Normally the contents of the case—precious relics of the Clan, valuable beyond belief—would have fascinated him, but right now his attention was focused on the bearer of bad news.
“I told you she’d be difficult.” The duke’s secretary was unapologetic. He didn’t sneer, but his expression was one of thinly veiled impatience. “You are dealing with a woman who was born and raised on the other side; she was clearly going to be a handful right from the start. I told you that the best way to deal with her would be to co-opt her and move her in a direction she was already going in, but you wouldn’t listen. And after that business with the hired killer—”
“That hired killer was my own blood, I’ll thank you to remember.” Esau’s tone of voice was ominously low.
“I don’t care whether he was the prince-magistrate of Xian-Ju province, it was dumb! Now you’ve told Angbard’s men that someone outside the Clan is trying to kill her, and you’ve driven her underground, and you’ve ruined her usefulness to me. I had it all taken care of until you attacked her.
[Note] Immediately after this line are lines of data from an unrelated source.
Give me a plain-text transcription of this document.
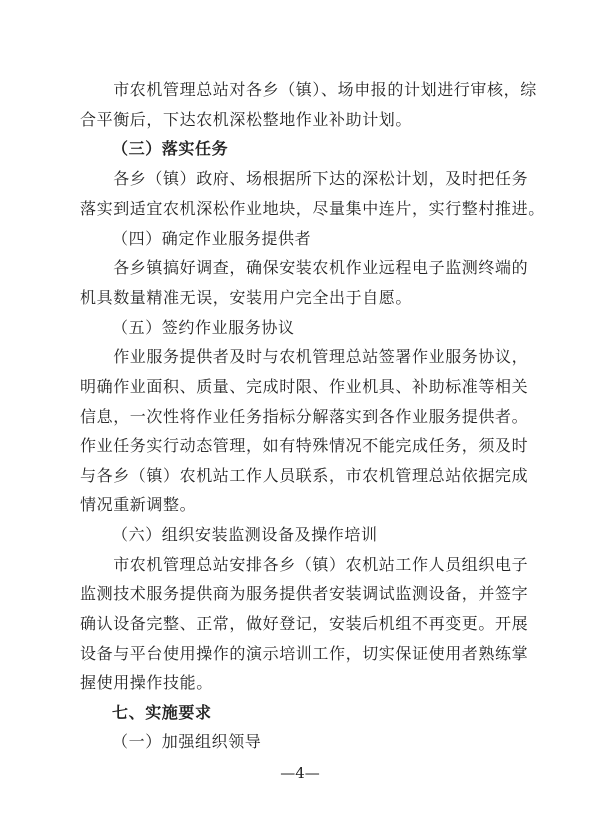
　　市农机管理总站对各乡（镇）、场申报的计划进行审核，综
合平衡后，下达农机深松整地作业补助计划。
（三）落实任务
　　各乡（镇）政府、场根据所下达的深松计划，及时把任务
落实到适宜农机深松作业地块，尽量集中连片，实行整村推进。
（四）确定作业服务提供者
　　各乡镇搞好调查，确保安装农机作业远程电子监测终端的
机具数量精准无误，安装用户完全出于自愿。
（五）签约作业服务协议
　　作业服务提供者及时与农机管理总站签署作业服务协议，
明确作业面积、质量、完成时限、作业机具、补助标准等相关
信息，一次性将作业任务指标分解落实到各作业服务提供者。
作业任务实行动态管理，如有特殊情况不能完成任务，须及时
与各乡（镇）农机站工作人员联系，市农机管理总站依据完成
情况重新调整。
（六）组织安装监测设备及操作培训
　　市农机管理总站安排各乡（镇）农机站工作人员组织电子
监测技术服务提供商为服务提供者安装调试监测设备，并签字
确认设备完整、正常，做好登记，安装后机组不再变更。开展
设备与平台使用操作的演示培训工作，切实保证使用者熟练掌
握使用操作技能。
七、实施要求
（一）加强组织领导
—4—
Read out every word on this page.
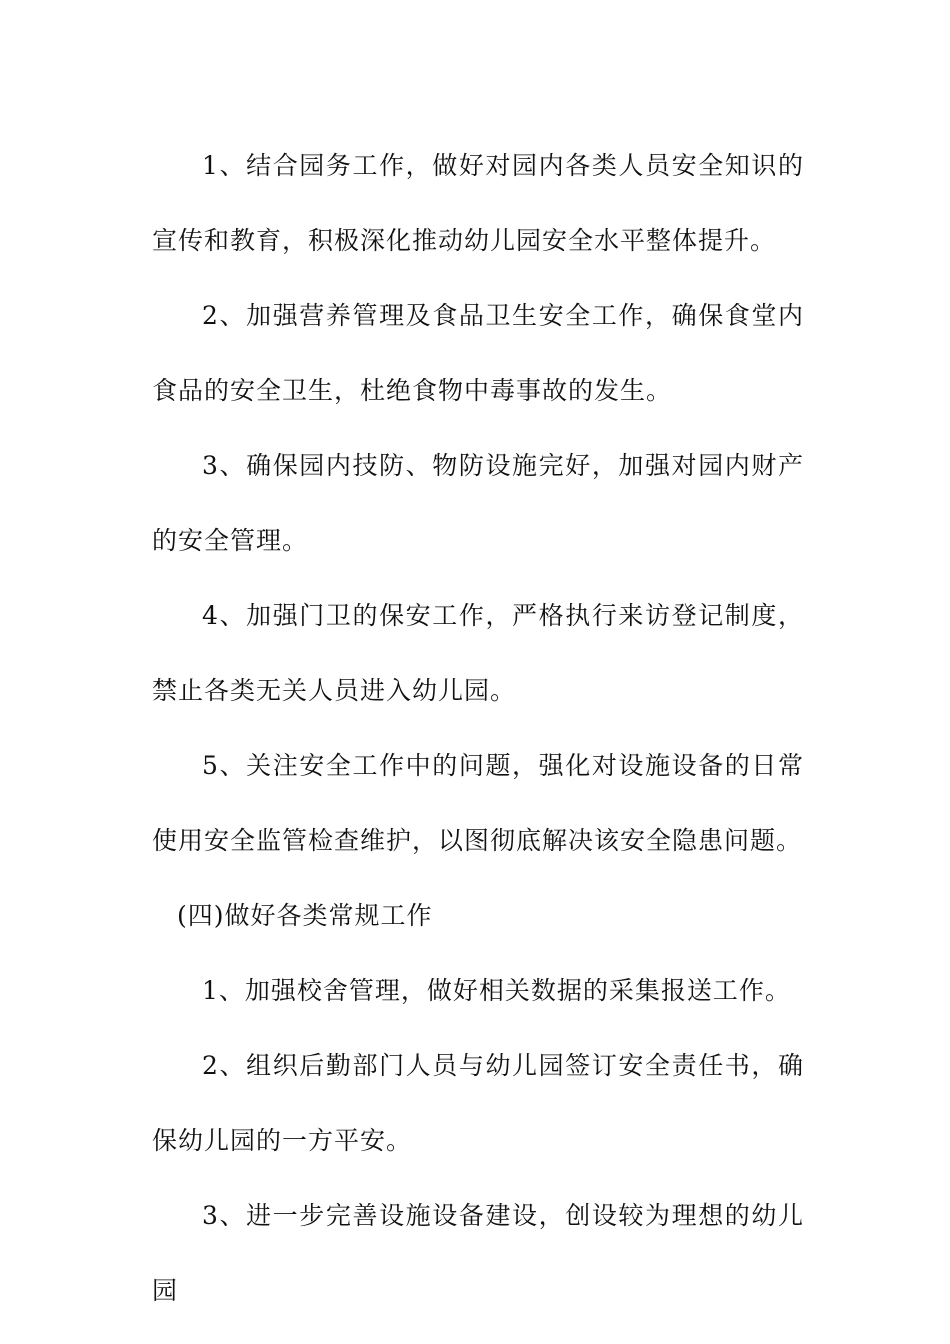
1、结合园务工作，做好对园内各类人员安全知识的宣传和教育，积极深化推动幼儿园安全水平整体提升。

2、加强营养管理及食品卫生安全工作，确保食堂内食品的安全卫生，杜绝食物中毒事故的发生。

3、确保园内技防、物防设施完好，加强对园内财产的安全管理。

4、加强门卫的保安工作，严格执行来访登记制度，禁止各类无关人员进入幼儿园。

5、关注安全工作中的问题，强化对设施设备的日常使用安全监管检查维护，以图彻底解决该安全隐患问题。

(四)做好各类常规工作

1、加强校舍管理，做好相关数据的采集报送工作。

2、组织后勤部门人员与幼儿园签订安全责任书，确保幼儿园的一方平安。

3、进一步完善设施设备建设，创设较为理想的幼儿园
And then, to go after her but kill the wrong woman by mistake when I had everything in hand … !”
“You didn’t tell us she was traveling in company. Or hiding in the lady Olga’s rooms. Nor did we expect Olga’s lady-in-waiting to get nosy and take someone else’s bait. We’re not the only ones to have problems. You said you had her as good as under control?” Esau turned to stare at Matthias. Today the secretary wore the riding-out garb of a minor nobleman of the barbarian east: brocade jacket over long woolen leggings, a hat with a plume of peacock feathers, and riding boots. “You think forging the old man’s will takes care of anything at all? Are you losing your grip?”
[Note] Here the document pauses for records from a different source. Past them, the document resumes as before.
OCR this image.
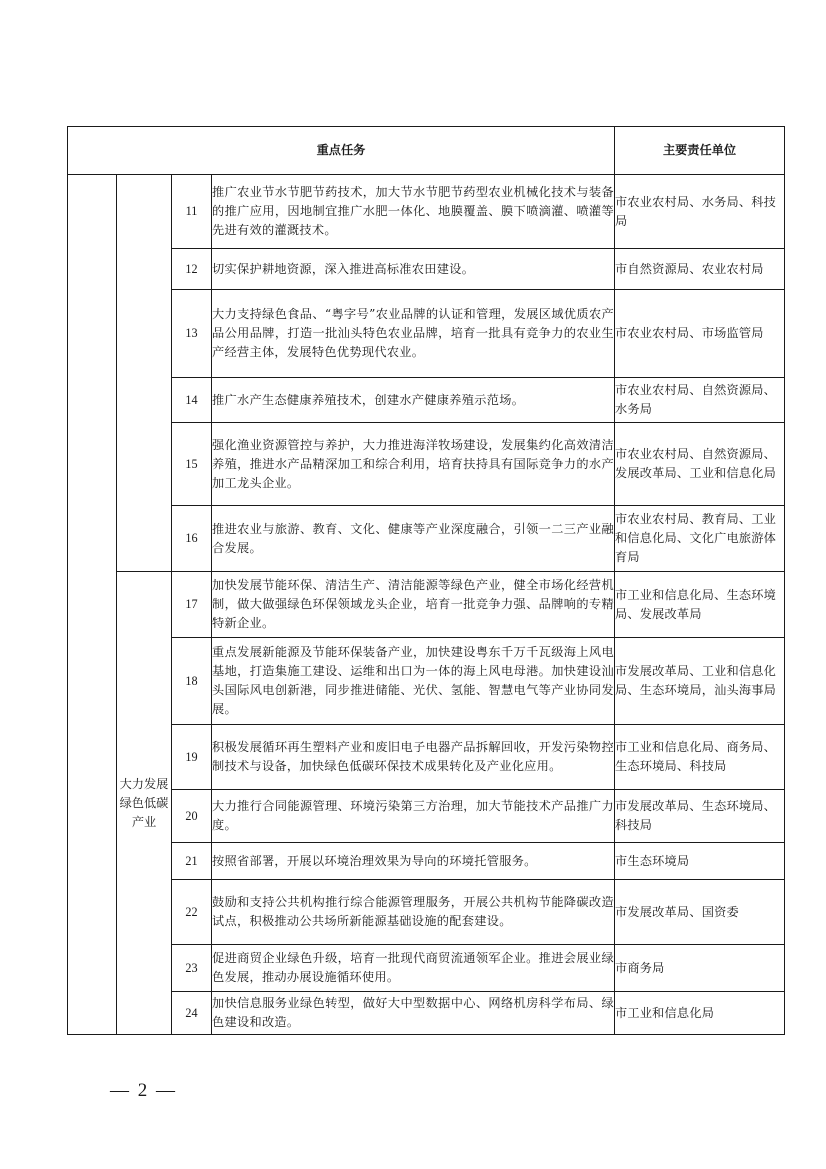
重点任务				主要责任单位
		11	推广农业节水节肥节药技术，加大节水节肥节药型农业机械化技术与装备的推广应用，因地制宜推广水肥一体化、地膜覆盖、膜下喷滴灌、喷灌等先进有效的灌溉技术。	市农业农村局、水务局、科技局
		12	切实保护耕地资源，深入推进高标准农田建设。	市自然资源局、农业农村局
		13	大力支持绿色食品、“粤字号”农业品牌的认证和管理，发展区域优质农产品公用品牌，打造一批汕头特色农业品牌，培育一批具有竞争力的农业生产经营主体，发展特色优势现代农业。	市农业农村局、市场监管局
		14	推广水产生态健康养殖技术，创建水产健康养殖示范场。	市农业农村局、自然资源局、水务局
		15	强化渔业资源管控与养护，大力推进海洋牧场建设，发展集约化高效清洁养殖，推进水产品精深加工和综合利用，培育扶持具有国际竞争力的水产加工龙头企业。	市农业农村局、自然资源局、发展改革局、工业和信息化局
		16	推进农业与旅游、教育、文化、健康等产业深度融合，引领一二三产业融合发展。	市农业农村局、教育局、工业和信息化局、文化广电旅游体育局
	大力发展绿色低碳产业	17	加快发展节能环保、清洁生产、清洁能源等绿色产业，健全市场化经营机制，做大做强绿色环保领域龙头企业，培育一批竞争力强、品牌响的专精特新企业。	市工业和信息化局、生态环境局、发展改革局
		18	重点发展新能源及节能环保装备产业，加快建设粤东千万千瓦级海上风电基地，打造集施工建设、运维和出口为一体的海上风电母港。加快建设汕头国际风电创新港，同步推进储能、光伏、氢能、智慧电气等产业协同发展。	市发展改革局、工业和信息化局、生态环境局，汕头海事局
		19	积极发展循环再生塑料产业和废旧电子电器产品拆解回收，开发污染物控制技术与设备，加快绿色低碳环保技术成果转化及产业化应用。	市工业和信息化局、商务局、生态环境局、科技局
		20	大力推行合同能源管理、环境污染第三方治理，加大节能技术产品推广力度。	市发展改革局、生态环境局、科技局
		21	按照省部署，开展以环境治理效果为导向的环境托管服务。	市生态环境局
		22	鼓励和支持公共机构推行综合能源管理服务，开展公共机构节能降碳改造试点，积极推动公共场所新能源基础设施的配套建设。	市发展改革局、国资委
		23	促进商贸企业绿色升级，培育一批现代商贸流通领军企业。推进会展业绿色发展，推动办展设施循环使用。	市商务局
		24	加快信息服务业绿色转型，做好大中型数据中心、网络机房科学布局、绿色建设和改造。	市工业和信息化局
— 2 —
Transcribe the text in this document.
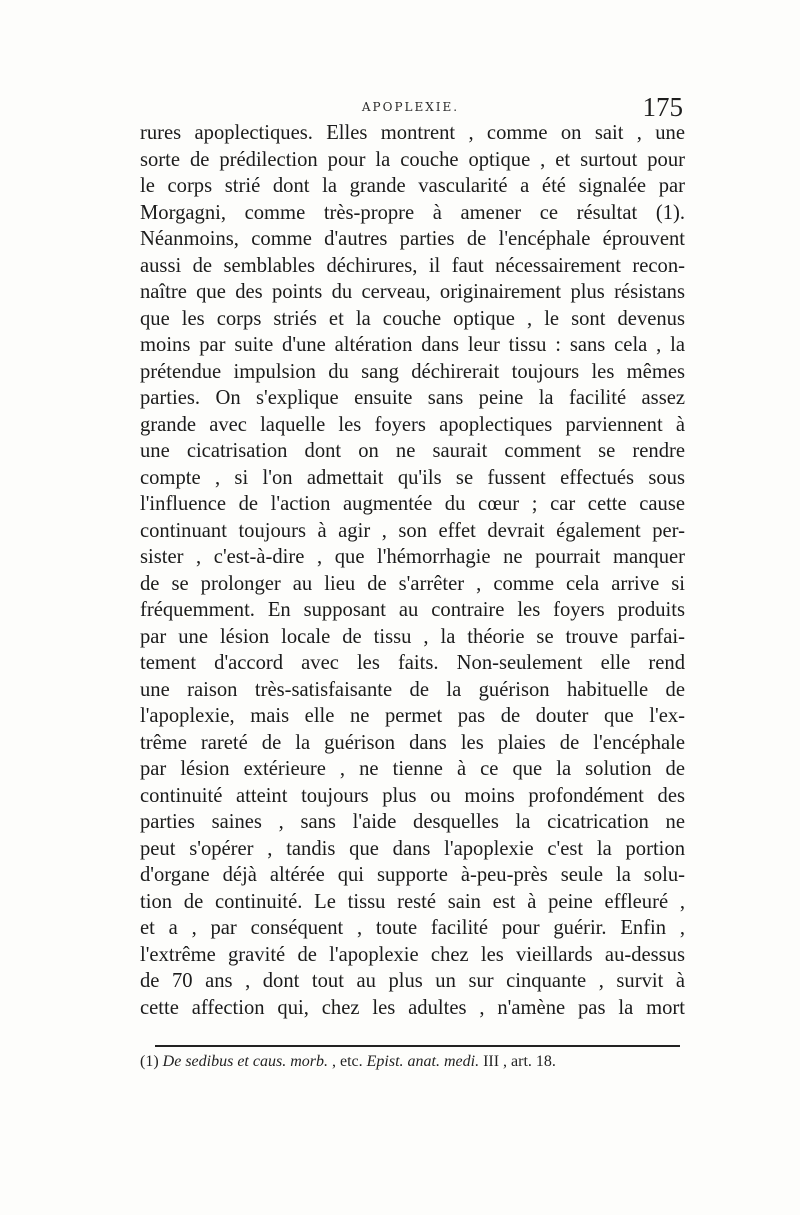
APOPLEXIE.	175
rures apoplectiques. Elles montrent , comme on sait , une
sorte de prédilection pour la couche optique , et surtout pour
le corps strié dont la grande vascularité a été signalée par
Morgagni, comme très-propre à amener ce résultat (1).
Néanmoins, comme d'autres parties de l'encéphale éprouvent
aussi de semblables déchirures, il faut nécessairement recon-
naître que des points du cerveau, originairement plus résistans
que les corps striés et la couche optique , le sont devenus
moins par suite d'une altération dans leur tissu : sans cela , la
prétendue impulsion du sang déchirerait toujours les mêmes
parties. On s'explique ensuite sans peine la facilité assez
grande avec laquelle les foyers apoplectiques parviennent à
une cicatrisation dont on ne saurait comment se rendre
compte , si l'on admettait qu'ils se fussent effectués sous
l'influence de l'action augmentée du cœur ; car cette cause
continuant toujours à agir , son effet devrait également per-
sister , c'est-à-dire , que l'hémorrhagie ne pourrait manquer
de se prolonger au lieu de s'arrêter , comme cela arrive si
fréquemment. En supposant au contraire les foyers produits
par une lésion locale de tissu , la théorie se trouve parfai-
tement d'accord avec les faits. Non-seulement elle rend
une raison très-satisfaisante de la guérison habituelle de
l'apoplexie, mais elle ne permet pas de douter que l'ex-
trême rareté de la guérison dans les plaies de l'encéphale
par lésion extérieure , ne tienne à ce que la solution de
continuité atteint toujours plus ou moins profondément des
parties saines , sans l'aide desquelles la cicatrication ne
peut s'opérer , tandis que dans l'apoplexie c'est la portion
d'organe déjà altérée qui supporte à-peu-près seule la solu-
tion de continuité. Le tissu resté sain est à peine effleuré ,
et a , par conséquent , toute facilité pour guérir. Enfin ,
l'extrême gravité de l'apoplexie chez les vieillards au-dessus
de 70 ans , dont tout au plus un sur cinquante , survit à
cette affection qui, chez les adultes , n'amène pas la mort
(1) De sedibus et caus. morb. , etc. Epist. anat. medi. III , art. 18.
“No.” Matthias rested his hand idly on his sword’s hilt. “Has it occurred to you that as Angbard’s heir she would have been more open to suggestions, rather than less? Wealth doesn’t necessarily translate into safety, you know, and she was clearly aware of her own isolation. I was trying to get her under control, or at least frightened into cooperating, by lining up the lesser families against her and positioning myself as her protector. You spooked her instead, before I could complete the groundwork. You exposed her to too much too soon, and the result is our shared loss. All the more so, since someone—whoever—tried to rub her out with Lady Olga.”
“And whose fault is it that she got away?” Esau snarled quietly. “Whose little tripwire failed?”
“Mine, I’ll admit.” Matthias shrugged again. “But I’m not the one around here who’s blundering around in the dark. I really wanted to enlist her in our cause. Willingly or unwillingly, it doesn’t matter. With a recognized heir in our pocket, we could have enough votes that when we get rid of Angbard … well. If that failed, we’d be no worse off with her dead, but it was hardly a desirable goal. It’s a good thing for you that I’ve got some contingency plans in hand.”